La déambulation va donc se terminer. Le poème coupe court. Sans plus d’aéroplane ni d’automobiles, le poète rentre à pied chez lui, où il retrouvera des images de spiritualité insuffisantes. Sont ainsi maintenues jusqu’à la fin du poème les deux voies de son désir déçu :
"Tu marches vers Auteuil tu veux aller chez toi à pied
Dormir parmi tes fétiches d’Océanie et de Guinée
Ils sont des Christ d’une autre forme et d’une autre croyance
Ce sont les Christ inférieurs des obscures espérances« Puis le rideau tombe.
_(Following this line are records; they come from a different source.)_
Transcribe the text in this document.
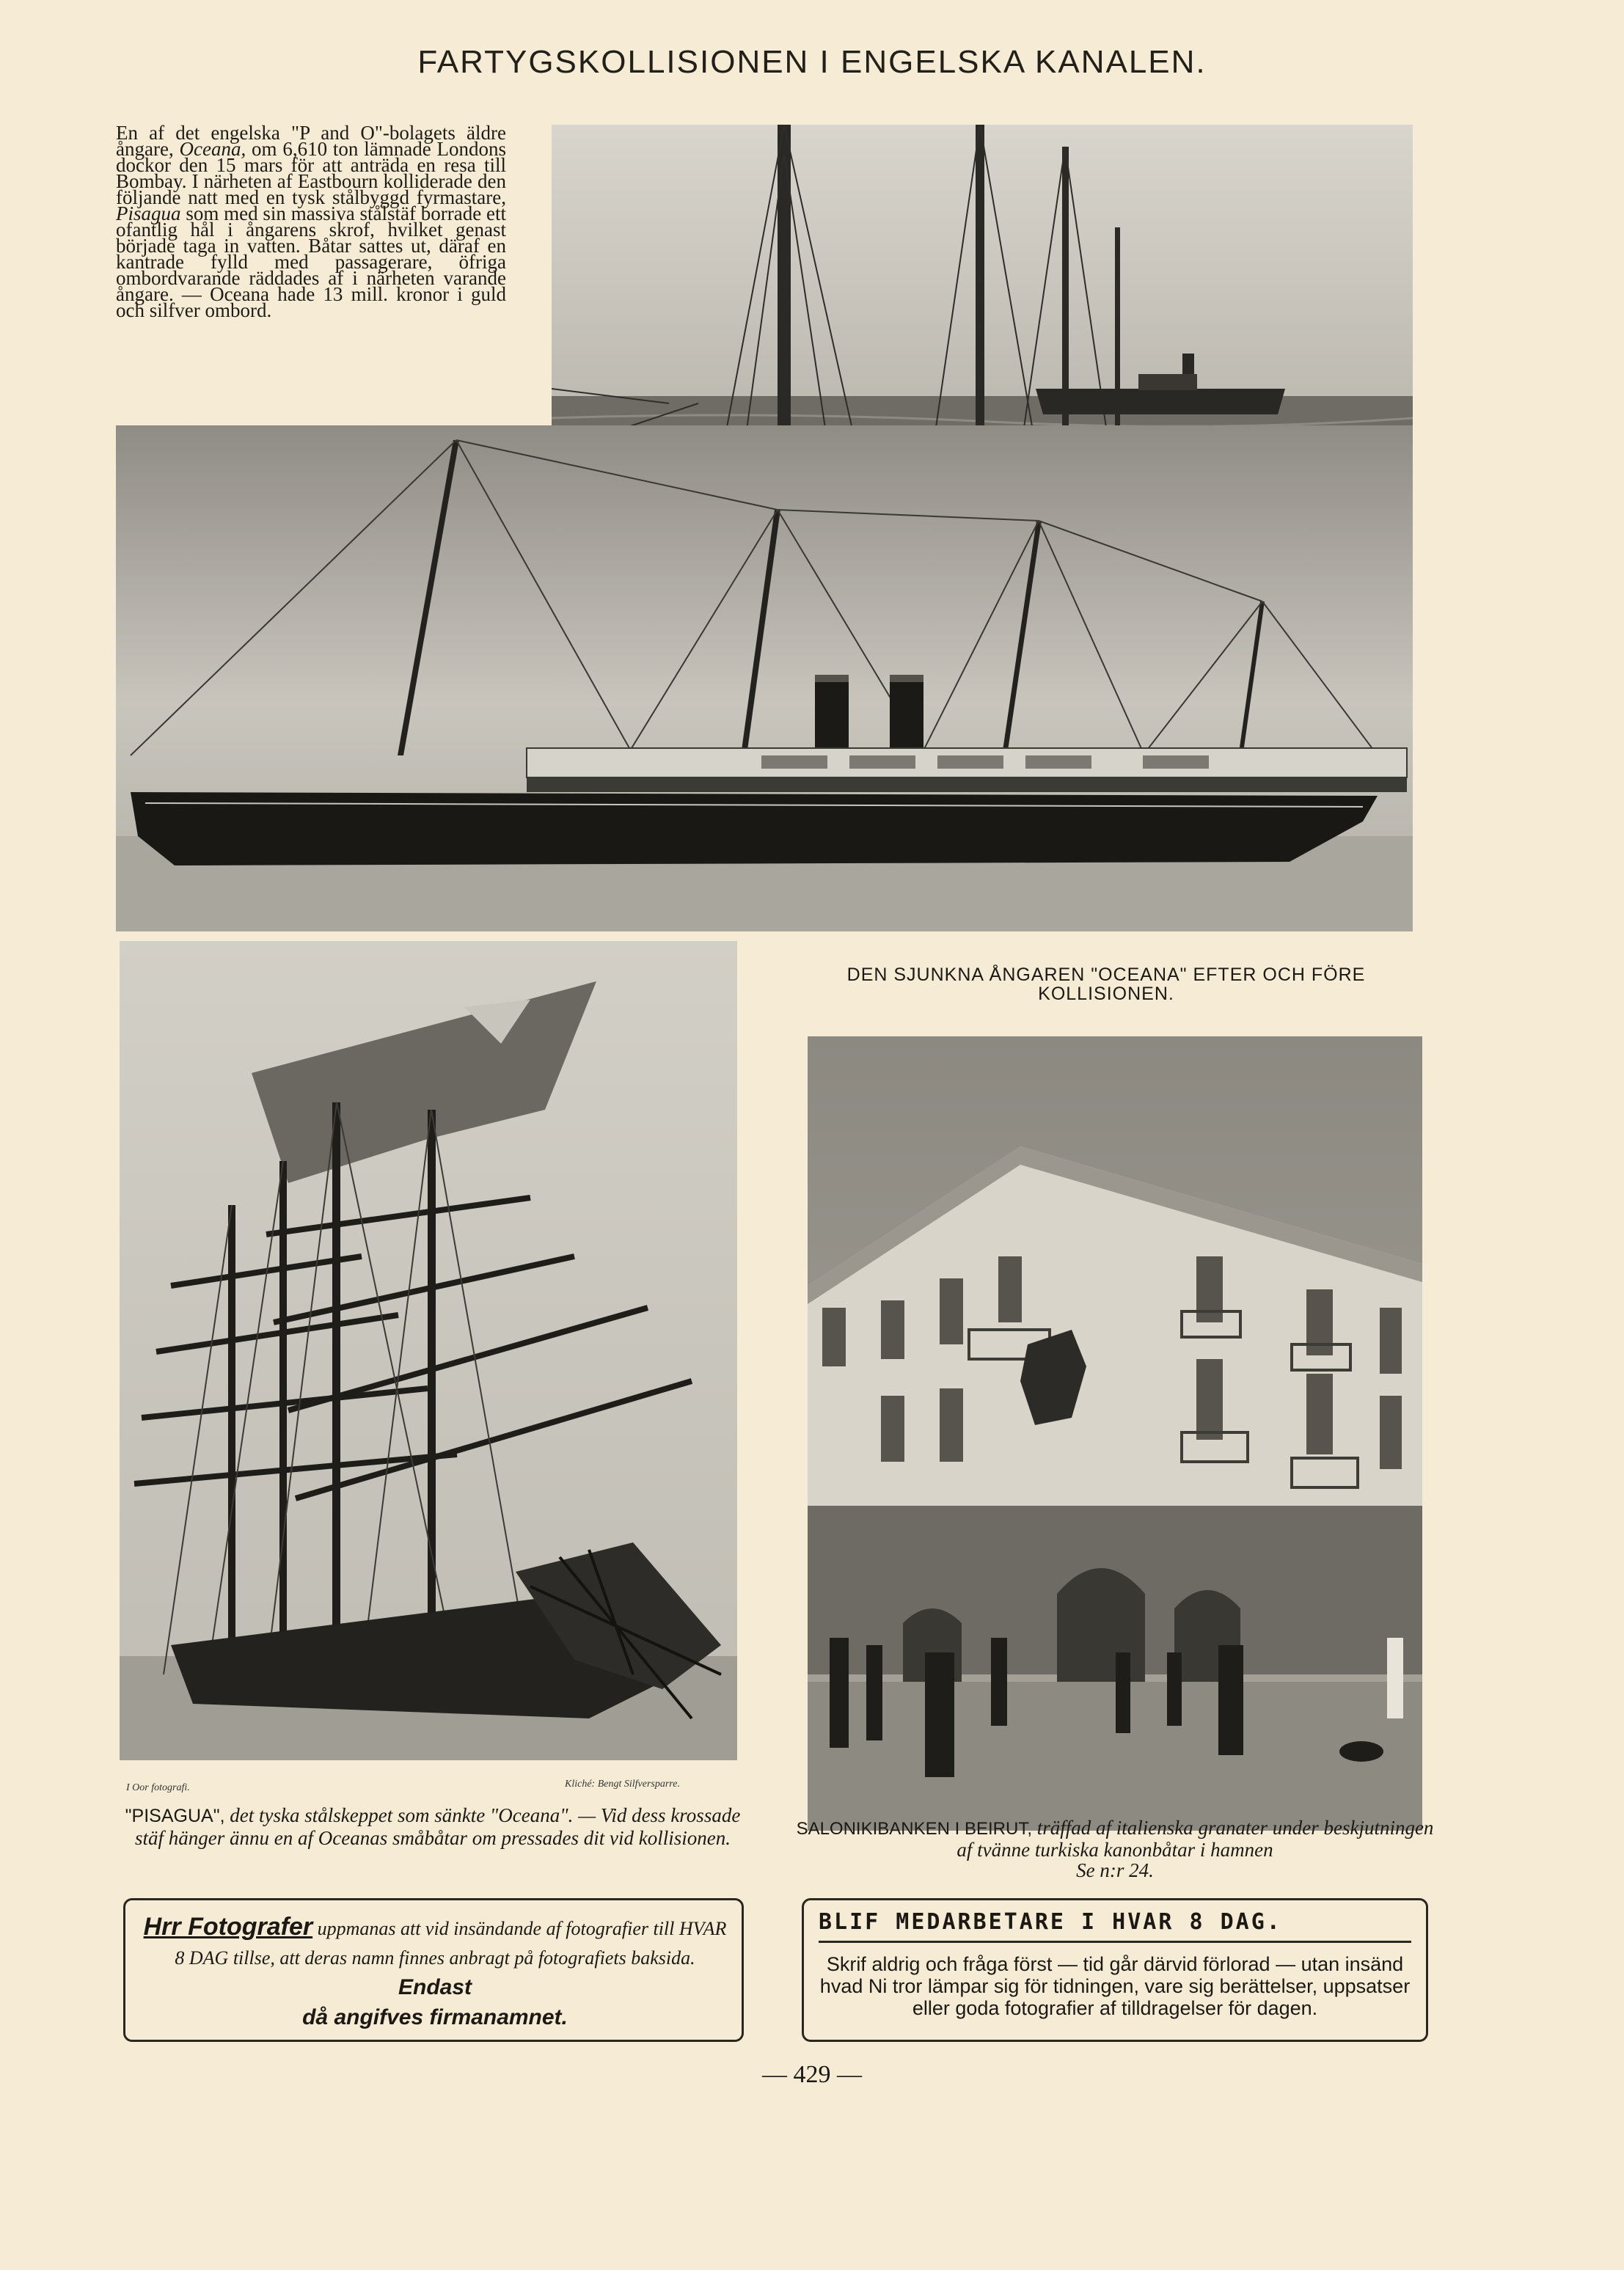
FARTYGSKOLLISIONEN I ENGELSKA KANALEN.
En af det engelska "P and O"-bolagets äldre ångare, Oceana, om 6,610 ton lämnade Londons dockor den 15 mars för att anträda en resa till Bombay. I närheten af Eastbourn kolliderade den följande natt med en tysk stålbyggd fyrmastare, Pisagua som med sin massiva stålstäf borrade ett ofantlig hål i ångarens skrof, hvilket genast började taga in vatten. Båtar sattes ut, däraf en kantrade fylld med passagerare, öfriga ombordvarande räddades af i närheten varande ångare. — Oceana hade 13 mill. kronor i guld och silfver ombord.
DEN SJUNKNA ÅNGAREN "OCEANA" EFTER OCH FÖRE
KOLLISIONEN.
I Oor fotografi.	Kliché: Bengt Silfversparre.
"PISAGUA", det tyska stålskeppet som sänkte "Oceana". — Vid dess krossade stäf hänger ännu en af Oceanas småbåtar om pressades dit vid kollisionen.	SALONIKIBANKEN I BEIRUT, träffad af italienska granater under beskjutningen af tvänne turkiska kanonbåtar i hamnen
Se n:r 24.
Hrr Fotografer uppmanas att vid insändande af fotografier till HVAR 8 DAG tillse, att deras namn finnes anbragt på fotografiets baksida. Endast
då angifves firmanamnet.
BLIF MEDARBETARE I HVAR 8 DAG.
Skrif aldrig och fråga först — tid går därvid förlorad — utan insänd hvad Ni tror lämpar sig för tidningen, vare sig berättelser, uppsatser eller goda fotografier af tilldragelser för dagen.
— 429 —
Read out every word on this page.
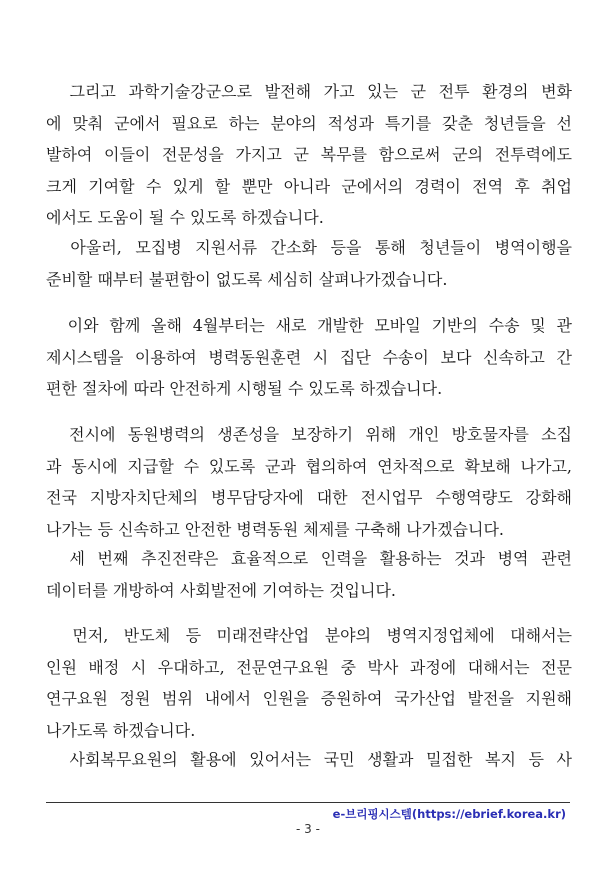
　그리고 과학기술강군으로 발전해 가고 있는 군 전투 환경의 변화
에 맞춰 군에서 필요로 하는 분야의 적성과 특기를 갖춘 청년들을 선
발하여 이들이 전문성을 가지고 군 복무를 함으로써 군의 전투력에도
크게 기여할 수 있게 할 뿐만 아니라 군에서의 경력이 전역 후 취업
에서도 도움이 될 수 있도록 하겠습니다.

　아울러, 모집병 지원서류 간소화 등을 통해 청년들이 병역이행을
준비할 때부터 불편함이 없도록 세심히 살펴나가겠습니다.

　이와 함께 올해 4월부터는 새로 개발한 모바일 기반의 수송 및 관
제시스템을 이용하여 병력동원훈련 시 집단 수송이 보다 신속하고 간
편한 절차에 따라 안전하게 시행될 수 있도록 하겠습니다.

　전시에 동원병력의 생존성을 보장하기 위해 개인 방호물자를 소집
과 동시에 지급할 수 있도록 군과 협의하여 연차적으로 확보해 나가고,
전국 지방자치단체의 병무담당자에 대한 전시업무 수행역량도 강화해
나가는 등 신속하고 안전한 병력동원 체제를 구축해 나가겠습니다.

　세 번째 추진전략은 효율적으로 인력을 활용하는 것과 병역 관련
데이터를 개방하여 사회발전에 기여하는 것입니다.

　먼저, 반도체 등 미래전략산업 분야의 병역지정업체에 대해서는
인원 배정 시 우대하고, 전문연구요원 중 박사 과정에 대해서는 전문
연구요원 정원 범위 내에서 인원을 증원하여 국가산업 발전을 지원해
나가도록 하겠습니다.

　사회복무요원의 활용에 있어서는 국민 생활과 밀접한 복지 등 사

e-브리핑시스템(https://ebrief.korea.kr)
- 3 -
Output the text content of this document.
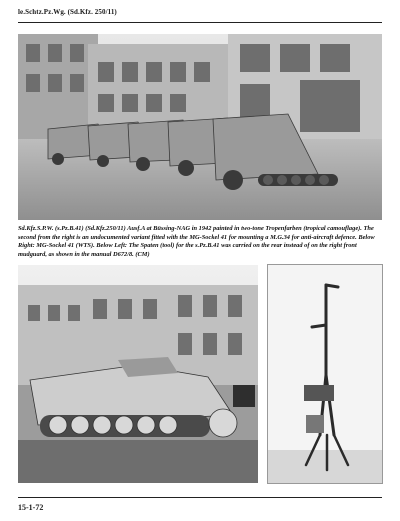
le.Schtz.Pz.Wg. (Sd.Kfz. 250/11)
Sd.Kfz.S.P.W. (s.Pz.B.41) (Sd.Kfz.250/11) Ausf.A at Büssing-NAG in 1942 painted in two-tone Tropenfarben (tropical camouflage). The second from the right is an undocumented variant fitted with the MG-Sockel 41 for mounting a M.G.34 for anti-aircraft defence. Below Right: MG-Sockel 41 (WTS). Below Left: The Spaten (tool) for the s.Pz.B.41 was carried on the rear instead of on the right front mudguard, as shown in the manual D672/8. (CM)
15-1-72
Le poème alors congédie la vision. Son adieu est deux fois prononcé. Mas aussitôt ensuite, et de façon lapidaire, intervient une nouvelle confirmation des motifs déceptifs du poème, car ce »Soleil cou coupé« oblitère d’une image de décapitation le lever du soleil. »Adieu Adieu
Soleil cou coupé"
C’est la signification abrupte d’un congé. Non d’un fiasco. La confidence est soulevée par la distance du ton sur laquelle elle est faite, la mélancolie, emportée par le plaisir des trouvailles. Le poème, qui se présente comme un kaléidoscope de réflexions, de taquineries, de surprises, parfois d’émerveillements, toujours d’émotions, détient sa part de vie, et d’une vie en quête de points cardinaux, singulièrement communicative.